Mortes por Aids diminui no Estado de São Paulo

Na celebração do Dia Mundial de Combate à Aids (1 de dezembro), o Estado de São Paulo anuncia redução na mortalidade provocada pela doença

Saúde Em 29/11/2013 01:31:48

Em 2012, ocorreram 2.767 óbitos por Aids no Estado de São Paulo. Este volume é três vezes menor do que o registrado no ano de pico de ocorrência, em 1995 (7.739) e encontra-se entre os totais observados em 1989 (1.661) e 1990 (3.098), primeira década da epidemia de Aids. Desde 1980, já foram registradas 103.267 mortes no Estado provocadas por essa doença. A pesquisa é realizada pela Fundação Seade, com base nos óbitos registrados nos Cartórios de Registro Civil. 

A epidemia de Aids registrou, em 1986, a ocorrência de 39 mortes masculinas para cada morte feminina. Entretanto, ela logo atingiu as mulheres e nove anos mais tarde, em 1995, esta relação já era de 3 para 1. No início do século XXI, tal relação diminuiu ainda mais e chegou a duas mortes masculinas para cada feminina, permanecendo assim até os dias de hoje. A queda na relação das ocorrências de morte entre os sexos é forte indicativo da relevante expansão da epidemia de Aids entre as mulheres.

O ano de pico da mortalidade por Aids entre os homens foi 1995, quando foram registradas 5.850 mortes. Entre as mulheres, tal ocorrência deu-se entre 1995 e 1996, com certa estabilidade nestes dois anos (1.889 e 1.898 óbitos, respectivamente). A partir deste momento, a tendência é nitidamente declinante para ambos os sexos, registrando-se 1.856 casos fatais masculinos e 911 femininos, em 2012.

O padrão etário da mortalidade por Aids é bem distinto entre os sexos e foi se alterando ao longo do tempo. A primeira constatação é o aumento de dez anos na idade média dos indivíduos que morreram de Aids no período de 1990 a 2012, que passou de 33,4 para 43,7 anos, entre os homens, e de 29,1 para 43,0 anos, entre as mulheres. Este é um indicador do envelhecimento das mortes por Aids, que resulta da maior sobrevida dos doentes.
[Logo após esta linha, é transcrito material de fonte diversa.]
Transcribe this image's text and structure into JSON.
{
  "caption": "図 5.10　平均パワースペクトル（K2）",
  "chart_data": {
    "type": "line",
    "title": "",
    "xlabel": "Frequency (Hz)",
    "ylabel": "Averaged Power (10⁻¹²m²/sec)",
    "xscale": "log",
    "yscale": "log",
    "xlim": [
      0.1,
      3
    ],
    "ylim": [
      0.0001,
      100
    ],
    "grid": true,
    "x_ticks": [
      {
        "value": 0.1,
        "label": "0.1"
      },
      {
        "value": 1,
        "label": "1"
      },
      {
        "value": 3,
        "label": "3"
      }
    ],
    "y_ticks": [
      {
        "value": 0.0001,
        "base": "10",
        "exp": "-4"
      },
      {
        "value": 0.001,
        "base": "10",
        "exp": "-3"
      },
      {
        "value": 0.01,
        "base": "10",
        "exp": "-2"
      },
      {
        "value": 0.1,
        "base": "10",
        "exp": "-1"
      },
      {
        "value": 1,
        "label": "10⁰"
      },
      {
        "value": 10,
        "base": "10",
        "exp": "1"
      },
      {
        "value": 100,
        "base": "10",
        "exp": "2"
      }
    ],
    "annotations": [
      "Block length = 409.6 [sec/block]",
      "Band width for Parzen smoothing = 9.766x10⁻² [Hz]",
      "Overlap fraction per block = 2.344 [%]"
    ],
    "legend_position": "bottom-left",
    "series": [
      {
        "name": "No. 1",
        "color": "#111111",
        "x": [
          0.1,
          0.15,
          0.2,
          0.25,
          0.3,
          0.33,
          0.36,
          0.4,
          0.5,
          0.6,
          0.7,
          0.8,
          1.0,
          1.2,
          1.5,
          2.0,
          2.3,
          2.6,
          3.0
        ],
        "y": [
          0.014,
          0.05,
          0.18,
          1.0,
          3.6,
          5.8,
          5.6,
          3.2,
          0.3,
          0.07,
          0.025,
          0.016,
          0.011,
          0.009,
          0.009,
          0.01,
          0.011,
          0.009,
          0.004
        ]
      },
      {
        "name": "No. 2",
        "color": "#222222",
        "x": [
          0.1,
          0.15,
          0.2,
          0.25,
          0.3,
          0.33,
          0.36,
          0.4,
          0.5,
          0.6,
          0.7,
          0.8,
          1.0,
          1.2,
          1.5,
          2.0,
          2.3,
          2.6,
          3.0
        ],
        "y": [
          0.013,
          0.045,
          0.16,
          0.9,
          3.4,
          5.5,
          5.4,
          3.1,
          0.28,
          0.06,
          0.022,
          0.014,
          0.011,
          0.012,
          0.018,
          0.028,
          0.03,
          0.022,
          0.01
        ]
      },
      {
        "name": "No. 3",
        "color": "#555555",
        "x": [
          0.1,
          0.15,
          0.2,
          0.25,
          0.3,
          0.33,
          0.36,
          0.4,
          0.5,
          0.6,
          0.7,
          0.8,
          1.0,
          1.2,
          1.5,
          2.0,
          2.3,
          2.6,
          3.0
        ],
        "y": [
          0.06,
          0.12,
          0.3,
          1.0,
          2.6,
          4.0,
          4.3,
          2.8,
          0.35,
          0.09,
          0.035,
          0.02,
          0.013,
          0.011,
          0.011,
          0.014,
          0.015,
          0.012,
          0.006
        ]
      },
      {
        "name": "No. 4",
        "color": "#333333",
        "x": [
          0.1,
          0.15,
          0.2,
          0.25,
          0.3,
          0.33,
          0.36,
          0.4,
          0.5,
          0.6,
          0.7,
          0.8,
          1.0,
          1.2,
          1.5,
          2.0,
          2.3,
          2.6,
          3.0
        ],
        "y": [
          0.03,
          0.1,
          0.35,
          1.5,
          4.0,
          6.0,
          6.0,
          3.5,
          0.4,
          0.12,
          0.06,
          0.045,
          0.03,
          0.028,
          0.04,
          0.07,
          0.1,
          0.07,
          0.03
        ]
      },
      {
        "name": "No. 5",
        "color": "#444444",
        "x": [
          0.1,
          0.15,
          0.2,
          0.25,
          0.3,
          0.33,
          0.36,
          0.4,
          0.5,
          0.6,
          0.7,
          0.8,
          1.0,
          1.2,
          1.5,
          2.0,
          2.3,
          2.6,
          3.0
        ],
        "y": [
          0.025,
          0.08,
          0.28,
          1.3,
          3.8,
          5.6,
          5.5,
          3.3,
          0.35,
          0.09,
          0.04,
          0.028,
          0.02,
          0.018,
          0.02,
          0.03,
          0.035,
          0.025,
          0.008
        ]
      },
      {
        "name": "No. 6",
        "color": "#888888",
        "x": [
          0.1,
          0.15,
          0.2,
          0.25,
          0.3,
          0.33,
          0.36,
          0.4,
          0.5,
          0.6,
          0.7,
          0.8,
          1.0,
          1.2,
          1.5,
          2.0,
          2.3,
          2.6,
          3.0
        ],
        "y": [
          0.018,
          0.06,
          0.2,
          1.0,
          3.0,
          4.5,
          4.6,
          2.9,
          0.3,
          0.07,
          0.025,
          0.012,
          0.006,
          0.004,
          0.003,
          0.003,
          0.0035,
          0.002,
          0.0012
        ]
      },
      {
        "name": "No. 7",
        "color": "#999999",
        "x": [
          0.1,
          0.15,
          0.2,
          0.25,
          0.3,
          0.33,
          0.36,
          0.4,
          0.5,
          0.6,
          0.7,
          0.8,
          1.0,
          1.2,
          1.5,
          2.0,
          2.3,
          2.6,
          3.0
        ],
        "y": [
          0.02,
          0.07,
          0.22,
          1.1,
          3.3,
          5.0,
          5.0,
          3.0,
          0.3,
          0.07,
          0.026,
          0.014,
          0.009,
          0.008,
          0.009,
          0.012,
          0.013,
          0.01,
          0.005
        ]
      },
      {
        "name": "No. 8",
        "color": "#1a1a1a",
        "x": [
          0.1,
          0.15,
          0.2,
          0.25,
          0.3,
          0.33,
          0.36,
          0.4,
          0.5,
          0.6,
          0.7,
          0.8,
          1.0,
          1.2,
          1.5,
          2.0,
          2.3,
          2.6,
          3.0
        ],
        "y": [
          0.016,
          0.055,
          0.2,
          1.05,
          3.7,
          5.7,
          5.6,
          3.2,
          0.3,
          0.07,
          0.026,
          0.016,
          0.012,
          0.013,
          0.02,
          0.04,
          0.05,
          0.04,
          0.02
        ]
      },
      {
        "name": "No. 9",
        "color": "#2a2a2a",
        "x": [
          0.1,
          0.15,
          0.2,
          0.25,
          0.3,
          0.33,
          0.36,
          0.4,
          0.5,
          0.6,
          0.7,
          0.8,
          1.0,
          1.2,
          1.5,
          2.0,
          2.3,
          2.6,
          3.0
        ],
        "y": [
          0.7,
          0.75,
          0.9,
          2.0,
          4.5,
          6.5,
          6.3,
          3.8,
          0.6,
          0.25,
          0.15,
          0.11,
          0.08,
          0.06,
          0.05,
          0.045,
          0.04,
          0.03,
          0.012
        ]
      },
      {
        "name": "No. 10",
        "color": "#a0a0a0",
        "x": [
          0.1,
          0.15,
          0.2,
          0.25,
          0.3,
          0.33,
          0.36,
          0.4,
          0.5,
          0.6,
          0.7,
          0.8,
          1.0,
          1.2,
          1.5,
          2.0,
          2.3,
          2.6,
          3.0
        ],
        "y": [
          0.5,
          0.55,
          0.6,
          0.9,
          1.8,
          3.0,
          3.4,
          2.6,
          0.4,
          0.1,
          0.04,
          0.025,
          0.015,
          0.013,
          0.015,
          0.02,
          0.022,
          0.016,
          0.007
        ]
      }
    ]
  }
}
A expressiva reversão na evolução da mortalidade por Aids no Estado de São Paulo e no Brasil deveu-se, principalmente, aos avanços da terapia antirretroviral altamente potente (Highly active antiretroviral therapy – Haart) e à distribuição universal e gratuita dos medicamentos assegurada pelo Ministério da Saúde, desde 1996. A partir deste ano, observou-se relevante aumento na sobrevida dos doentes de Aids, com melhoria de sua qualidade de vida.